The Gordon and Betty Moore Foundation has awarded $13.5 million to an international collaboration led by Stanford University, to develop a working prototype of such an accelerator over the next five years. SLAC and two other national labs provide key in-kind contributions in support of this expansive university effort.

Here’s how “accelerator on a chip” works: Electrons enter the chip and travel through a microscopic tunnel that has tiny ridges carved into its walls. When scientists shine an infrared laser on the chip, the light interacts with those ridges and produces an electrical field that boosts the energy of the passing electrons. In experiments at SLAC, the chip achieved an acceleration gradient, or energy boost over a given distance, roughly 10 times higher than the SLAC linear accelerator can provide.

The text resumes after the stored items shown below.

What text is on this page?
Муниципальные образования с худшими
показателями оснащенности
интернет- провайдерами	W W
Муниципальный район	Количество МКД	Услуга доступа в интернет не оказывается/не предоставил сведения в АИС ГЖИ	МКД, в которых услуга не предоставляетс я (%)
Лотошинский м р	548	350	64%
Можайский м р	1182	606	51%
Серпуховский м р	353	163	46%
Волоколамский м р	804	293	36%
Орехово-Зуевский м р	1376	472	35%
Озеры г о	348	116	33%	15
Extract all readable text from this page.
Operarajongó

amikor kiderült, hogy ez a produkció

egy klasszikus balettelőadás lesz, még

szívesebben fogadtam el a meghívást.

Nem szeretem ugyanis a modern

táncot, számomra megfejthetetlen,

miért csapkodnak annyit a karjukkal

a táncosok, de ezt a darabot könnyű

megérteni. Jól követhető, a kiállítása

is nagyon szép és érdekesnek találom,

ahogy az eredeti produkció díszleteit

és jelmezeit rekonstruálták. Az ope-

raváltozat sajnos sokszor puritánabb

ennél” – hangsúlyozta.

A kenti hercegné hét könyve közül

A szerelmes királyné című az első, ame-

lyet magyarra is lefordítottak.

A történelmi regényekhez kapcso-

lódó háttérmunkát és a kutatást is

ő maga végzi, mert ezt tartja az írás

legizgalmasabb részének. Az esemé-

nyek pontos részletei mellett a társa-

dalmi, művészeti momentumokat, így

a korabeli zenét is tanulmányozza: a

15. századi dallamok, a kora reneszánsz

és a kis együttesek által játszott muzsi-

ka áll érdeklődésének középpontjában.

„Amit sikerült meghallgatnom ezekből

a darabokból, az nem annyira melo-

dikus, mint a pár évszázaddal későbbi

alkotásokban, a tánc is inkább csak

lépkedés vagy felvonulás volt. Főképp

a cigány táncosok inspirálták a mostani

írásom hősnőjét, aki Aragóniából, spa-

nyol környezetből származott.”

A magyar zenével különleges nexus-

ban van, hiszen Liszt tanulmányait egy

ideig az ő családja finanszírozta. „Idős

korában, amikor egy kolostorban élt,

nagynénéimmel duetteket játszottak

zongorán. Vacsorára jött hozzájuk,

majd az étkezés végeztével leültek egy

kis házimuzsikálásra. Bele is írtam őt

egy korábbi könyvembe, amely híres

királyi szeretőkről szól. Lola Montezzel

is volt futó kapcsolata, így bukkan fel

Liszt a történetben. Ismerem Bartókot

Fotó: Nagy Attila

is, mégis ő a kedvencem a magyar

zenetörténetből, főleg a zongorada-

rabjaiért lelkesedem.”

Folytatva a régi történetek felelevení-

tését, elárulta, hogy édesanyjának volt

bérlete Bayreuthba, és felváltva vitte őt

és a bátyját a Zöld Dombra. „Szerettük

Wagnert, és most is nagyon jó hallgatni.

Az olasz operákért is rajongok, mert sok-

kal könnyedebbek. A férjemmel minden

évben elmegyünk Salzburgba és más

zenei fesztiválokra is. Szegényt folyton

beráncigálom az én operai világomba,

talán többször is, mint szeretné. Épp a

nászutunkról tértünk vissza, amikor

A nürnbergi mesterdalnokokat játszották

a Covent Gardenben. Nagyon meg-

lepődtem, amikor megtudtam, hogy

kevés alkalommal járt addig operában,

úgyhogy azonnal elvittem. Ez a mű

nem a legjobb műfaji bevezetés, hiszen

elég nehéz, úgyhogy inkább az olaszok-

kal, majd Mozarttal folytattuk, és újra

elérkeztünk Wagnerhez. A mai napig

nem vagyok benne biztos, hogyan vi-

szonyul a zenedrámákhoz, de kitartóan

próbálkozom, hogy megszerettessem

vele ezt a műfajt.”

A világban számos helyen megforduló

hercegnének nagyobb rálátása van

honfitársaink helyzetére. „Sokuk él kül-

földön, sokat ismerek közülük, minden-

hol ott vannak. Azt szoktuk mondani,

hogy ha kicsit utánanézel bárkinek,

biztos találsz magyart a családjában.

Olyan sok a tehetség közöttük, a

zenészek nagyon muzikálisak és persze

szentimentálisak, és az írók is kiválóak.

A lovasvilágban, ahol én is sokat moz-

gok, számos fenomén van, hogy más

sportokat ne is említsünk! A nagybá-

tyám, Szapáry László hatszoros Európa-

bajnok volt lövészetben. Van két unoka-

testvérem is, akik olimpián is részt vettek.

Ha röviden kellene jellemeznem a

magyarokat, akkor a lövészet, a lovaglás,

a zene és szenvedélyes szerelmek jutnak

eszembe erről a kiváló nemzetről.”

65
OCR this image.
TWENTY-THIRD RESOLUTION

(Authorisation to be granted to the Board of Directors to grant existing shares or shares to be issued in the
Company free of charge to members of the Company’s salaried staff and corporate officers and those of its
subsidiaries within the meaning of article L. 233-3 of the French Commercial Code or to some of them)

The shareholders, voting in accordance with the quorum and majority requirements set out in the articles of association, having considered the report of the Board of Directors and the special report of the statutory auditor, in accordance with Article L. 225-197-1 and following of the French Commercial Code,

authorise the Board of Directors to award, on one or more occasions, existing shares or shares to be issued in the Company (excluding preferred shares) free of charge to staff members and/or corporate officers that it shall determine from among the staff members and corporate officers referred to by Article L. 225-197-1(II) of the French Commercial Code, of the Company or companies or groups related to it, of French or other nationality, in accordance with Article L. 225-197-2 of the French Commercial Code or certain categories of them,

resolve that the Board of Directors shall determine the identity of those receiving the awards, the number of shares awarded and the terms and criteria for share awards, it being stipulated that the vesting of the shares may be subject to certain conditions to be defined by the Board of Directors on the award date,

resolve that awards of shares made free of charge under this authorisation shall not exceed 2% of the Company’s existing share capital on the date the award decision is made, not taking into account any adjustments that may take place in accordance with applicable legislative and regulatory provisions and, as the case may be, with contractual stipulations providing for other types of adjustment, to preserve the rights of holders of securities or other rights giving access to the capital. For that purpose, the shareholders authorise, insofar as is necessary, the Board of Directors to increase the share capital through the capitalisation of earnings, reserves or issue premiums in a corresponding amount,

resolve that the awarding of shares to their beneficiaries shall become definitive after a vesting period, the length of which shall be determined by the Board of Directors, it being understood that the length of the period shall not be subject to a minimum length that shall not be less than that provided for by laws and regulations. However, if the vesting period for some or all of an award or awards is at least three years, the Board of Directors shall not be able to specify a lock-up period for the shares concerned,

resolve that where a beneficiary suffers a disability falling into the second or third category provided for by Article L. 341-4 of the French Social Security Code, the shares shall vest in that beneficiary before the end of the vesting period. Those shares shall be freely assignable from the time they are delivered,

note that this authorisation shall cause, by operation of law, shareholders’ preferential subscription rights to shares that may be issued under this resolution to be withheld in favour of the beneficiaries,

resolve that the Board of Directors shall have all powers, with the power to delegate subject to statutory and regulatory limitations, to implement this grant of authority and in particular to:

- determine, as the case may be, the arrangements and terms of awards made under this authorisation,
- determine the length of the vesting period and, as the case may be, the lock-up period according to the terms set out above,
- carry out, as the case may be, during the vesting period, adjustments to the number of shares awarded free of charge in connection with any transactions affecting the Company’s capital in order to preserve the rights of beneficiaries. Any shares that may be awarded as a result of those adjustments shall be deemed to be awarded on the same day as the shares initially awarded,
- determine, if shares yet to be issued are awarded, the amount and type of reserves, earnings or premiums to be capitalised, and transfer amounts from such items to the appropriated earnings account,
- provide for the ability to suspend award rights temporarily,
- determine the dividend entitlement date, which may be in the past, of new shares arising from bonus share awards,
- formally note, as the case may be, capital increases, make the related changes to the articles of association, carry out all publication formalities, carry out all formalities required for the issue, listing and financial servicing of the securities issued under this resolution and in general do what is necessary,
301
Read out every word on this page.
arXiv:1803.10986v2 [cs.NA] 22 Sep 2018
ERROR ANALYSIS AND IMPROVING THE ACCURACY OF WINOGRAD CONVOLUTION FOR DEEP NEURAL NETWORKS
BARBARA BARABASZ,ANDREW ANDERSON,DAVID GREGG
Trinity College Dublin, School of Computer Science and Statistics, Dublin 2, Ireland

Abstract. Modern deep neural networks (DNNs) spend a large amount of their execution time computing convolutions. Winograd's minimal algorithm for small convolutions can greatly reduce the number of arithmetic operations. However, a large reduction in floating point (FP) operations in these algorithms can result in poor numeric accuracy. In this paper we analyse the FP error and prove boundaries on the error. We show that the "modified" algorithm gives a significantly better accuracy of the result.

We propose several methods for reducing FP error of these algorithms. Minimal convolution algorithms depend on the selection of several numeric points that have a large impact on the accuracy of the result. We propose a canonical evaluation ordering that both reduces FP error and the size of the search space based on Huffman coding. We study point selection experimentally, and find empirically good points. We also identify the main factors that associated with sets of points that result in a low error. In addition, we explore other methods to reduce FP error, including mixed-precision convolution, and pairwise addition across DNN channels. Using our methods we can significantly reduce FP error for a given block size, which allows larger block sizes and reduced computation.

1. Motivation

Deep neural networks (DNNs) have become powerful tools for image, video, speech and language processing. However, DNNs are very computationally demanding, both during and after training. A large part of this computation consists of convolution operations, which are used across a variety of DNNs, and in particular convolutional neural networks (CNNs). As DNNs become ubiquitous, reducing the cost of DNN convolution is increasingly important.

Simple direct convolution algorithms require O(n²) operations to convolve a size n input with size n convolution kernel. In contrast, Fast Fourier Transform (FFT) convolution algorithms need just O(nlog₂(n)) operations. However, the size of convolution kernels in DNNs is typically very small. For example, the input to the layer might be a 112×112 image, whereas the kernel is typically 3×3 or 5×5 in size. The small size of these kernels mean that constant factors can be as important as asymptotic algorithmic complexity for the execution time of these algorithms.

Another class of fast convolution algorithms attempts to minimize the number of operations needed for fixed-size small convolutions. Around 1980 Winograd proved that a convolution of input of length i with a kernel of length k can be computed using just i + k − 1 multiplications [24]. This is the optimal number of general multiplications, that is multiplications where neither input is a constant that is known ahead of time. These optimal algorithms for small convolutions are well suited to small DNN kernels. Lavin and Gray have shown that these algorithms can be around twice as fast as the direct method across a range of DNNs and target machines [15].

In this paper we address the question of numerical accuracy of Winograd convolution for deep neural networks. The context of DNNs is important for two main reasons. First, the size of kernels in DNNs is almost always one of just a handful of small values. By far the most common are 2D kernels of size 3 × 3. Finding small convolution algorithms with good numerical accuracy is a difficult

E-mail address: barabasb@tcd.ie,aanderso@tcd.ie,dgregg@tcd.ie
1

There’s a lot of work to do to make this technology practical for real-world use. For instance, creating a full-fledged tabletop accelerator will require a more compact way to get electrons up to speed before they enter the chip; the Moore Foundation’s funding will help scientists work on that, and ideally create a prototype the size of a shoebox.

On the plus side, the accelerator on a chip uses commercial lasers and can be manufactured with low-cost, mass-production techniques.

Scientists think a series of these tiny chips could greatly reduce the size and cost of particle accelerators for a variety of applications. For example, the technology could help make compact low-cost accelerators and X-ray devices for security scanning, medicine, biology and materials science. Small, portable X-ray sources could improve medical care for people injured in combat and reduce the cost of medical imaging in hospitals.